Ms. Barletta, who takes a boxing class taught by Antoine at Truth Training in East Hampton every week, said she’s impressed by the energy of the siblings. “If you take [Antoine’s] class, he really kicks your butt,” she said. “It’s a phenomenal workout. It is not for the faint-hearted.”
Like his brother, Antoine thoroughly enjoys working where he lives, which is why he intends to open his own fitness studio on the East End one day, and earn his bachelor’s degree in exercise science.
But don’t make the mistake of calling his vision a “dream.”
“I’m going to accomplish all of those things,” Antoine said. “I want to have a gym in the Hamptons—and that’s going to happen.
“That gym … it will represent a young black man doing something positive in the area, for the community,” he said. “It’s just not about the gym—it’s so much more than that for me.”

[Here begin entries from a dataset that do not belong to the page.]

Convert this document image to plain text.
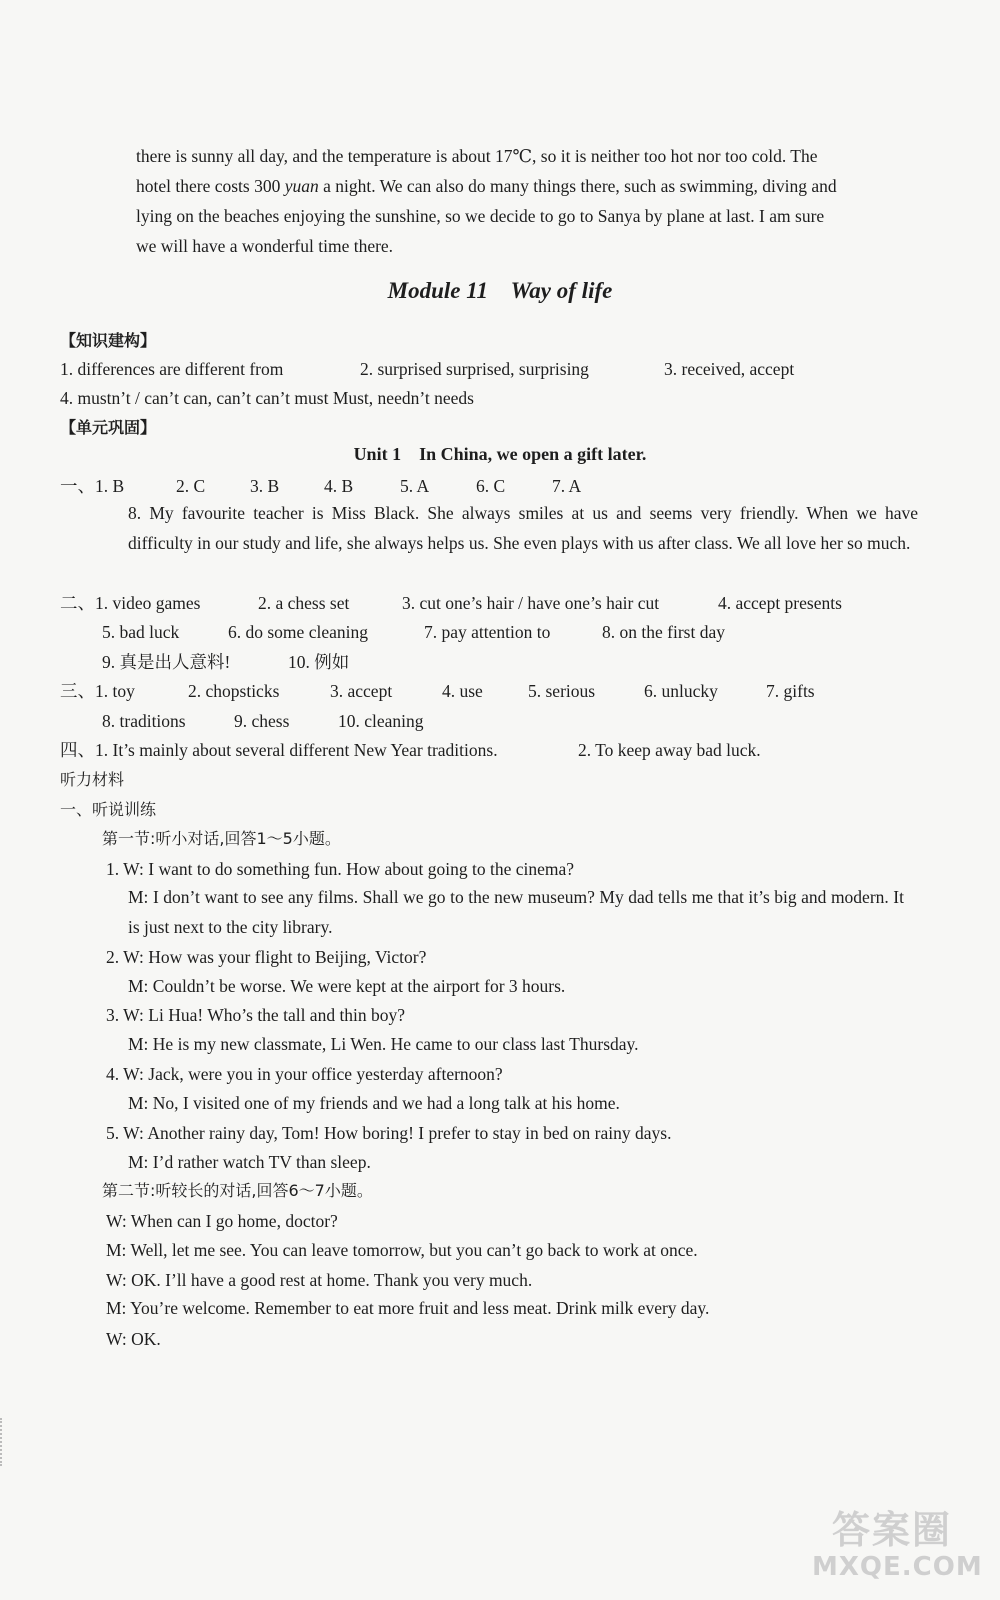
there is sunny all day, and the temperature is about 17℃, so it is neither too hot nor too cold. The
hotel there costs 300 yuan a night. We can also do many things there, such as swimming, diving and
lying on the beaches enjoying the sunshine, so we decide to go to Sanya by plane at last. I am sure
we will have a wonderful time there.
Module 11    Way of life
【知识建构】
1. differences are different from	2. surprised surprised, surprising	3. received, accept
4. mustn’t / can’t can, can’t can’t must Must, needn’t needs
【单元巩固】
Unit 1    In China, we open a gift later.
一、1. B	2. C	3. B	4. B	5. A	6. C	7. A
8. My favourite teacher is Miss Black. She always smiles at us and seems very friendly. When we have difficulty in our study and life, she always helps us. She even plays with us after class. We all love her so much.
二、1. video games	2. a chess set	3. cut one’s hair / have one’s hair cut	4. accept presents
5. bad luck	6. do some cleaning	7. pay attention to	8. on the first day
9. 真是出人意料!	10. 例如
三、1. toy	2. chopsticks	3. accept	4. use	5. serious	6. unlucky	7. gifts
8. traditions	9. chess	10. cleaning
四、1. It’s mainly about several different New Year traditions.	2. To keep away bad luck.
听力材料
一、听说训练
第一节:听小对话,回答1～5小题。
1. W: I want to do something fun. How about going to the cinema?
M: I don’t want to see any films. Shall we go to the new museum? My dad tells me that it’s big and modern. It is just next to the city library.
2. W: How was your flight to Beijing, Victor?
M: Couldn’t be worse. We were kept at the airport for 3 hours.
3. W: Li Hua! Who’s the tall and thin boy?
M: He is my new classmate, Li Wen. He came to our class last Thursday.
4. W: Jack, were you in your office yesterday afternoon?
M: No, I visited one of my friends and we had a long talk at his home.
5. W: Another rainy day, Tom! How boring! I prefer to stay in bed on rainy days.
M: I’d rather watch TV than sleep.
第二节:听较长的对话,回答6～7小题。
W: When can I go home, doctor?
M: Well, let me see. You can leave tomorrow, but you can’t go back to work at once.
W: OK. I’ll have a good rest at home. Thank you very much.
M: You’re welcome. Remember to eat more fruit and less meat. Drink milk every day.
W: OK.
答案圈
MXQE.COM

Though he acknowledges that Antoine is more athletic, Antonio points out that he was the one who introduced his younger brother to the sport of weightlifting when both roamed the halls at Pierson. He recalls his younger brother, who was 14 or 15 at the time, struggling to find a release after pulling back the reins on his basketball aspirations.
Similar to Antoine, Antonio tried his hand at college, opting to study business at Stony Brook University. He never finished his degree, explaining that a need to provide for his family—more specifically, his now ex-wife and their two children, 12-year-old Amaya and 9-year-old Antonio—prompted him to trade in his textbooks for a pair of steady paychecks.
Though they don’t now enjoy the same solid financial footing as some of their clients, Antoine and Antonio have built their respective reputations by giving back to their hometown.